03 - Even If It's Not Necessary

4.8K 605 70
                                    

Pagi ini, Brian sedang berada di lobby hotel. Sudah mandi dan sudah ganteng, yang jelas. Dia duduk di salah satu sofa yang tersedia di lobby. Kakinya bergoyang tidak jelas dengan cepat, seperti sedang gelisah. Matanya kemana-mana mencari sosok yang sejak beberapa menit lalu ditunggunya.

Aneska. Brian sedang menunggu gadis itu untuk turun ke lobby. Brian tahu bahwa Aneska belum meninggalkan hotel. Karena sebelum memutuskan untuk duduk di sofa, Brian sudah bertanya lebih dulu dengan resepsionis. Dan mereka memastikan bahwa Aneska masih belum keluar dari kamarnya, karena gadis itu belum menitipkan kunci kamarnya.

TIIIING

Bunyi lift kembali berbunyi untuk yang kesekian kalinya.
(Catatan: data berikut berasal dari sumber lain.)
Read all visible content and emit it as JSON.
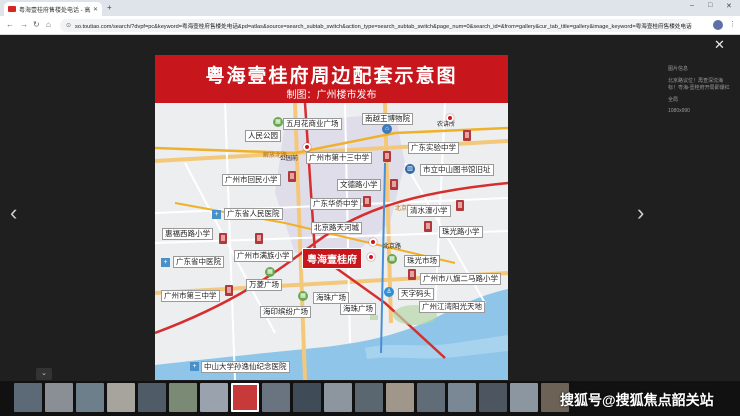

Brian langsung menoleh, berharap itu adalah Aneska. Untungnya, kali ini benar-benar Aneska yang keluar dari lift tersebut. Dilihatnya Aneska berjalan menuju resepsionis, lalu meninggalkan kunci disana. Aneska masih belum menyadari Brian yang masih memandanginya, hingga akhirnya Aneska berjalan menuju pintu keluar. Disaat itulah, Brian sontak berdiri dan berteriak memanggil namanya.

"ANESKA!"

Aneska tersentak dan menghentikan langkahnya. Ia menoleh ke asal suara lalu terlihat bingung. Kenapa Brian memanggilnya? Aneska pikir, hutang budinya sudah selesai. Walaupun tidak juga.

"Brian? Kenapa?" tanya Aneska saat Brian sudah tiba di depannya.

"Nes, saya mau minta maaf." ujar Brian tiba-tiba.

"Maaf? Buat apa?" tentu saja Aneska terlihat kebingungan, tidak mengerti. Maaf untuk apa?

"Saya... tadi malam, udah bikin kamu nggak nyaman." kata Brian lagi.

Aneska terdiam, lalu mengingat-ngingat makan malamnya bersama Brian tadi malam serta apa yang dilakukan Brian sehingga membuatnya minta maaf. Tidak ada yang dilakukan Brian selain melamun setelah menyantap makan malam itu. Bahkan saat perjalanan kembali ke hotel pun, Brian hanya sekali-kali membuka mulutnya. Mungkin itu yang ia maksud bahwa Aneska tidak nyaman. Tapi, dia tidak salah. Aneska memang tidak nyaman tadi malam.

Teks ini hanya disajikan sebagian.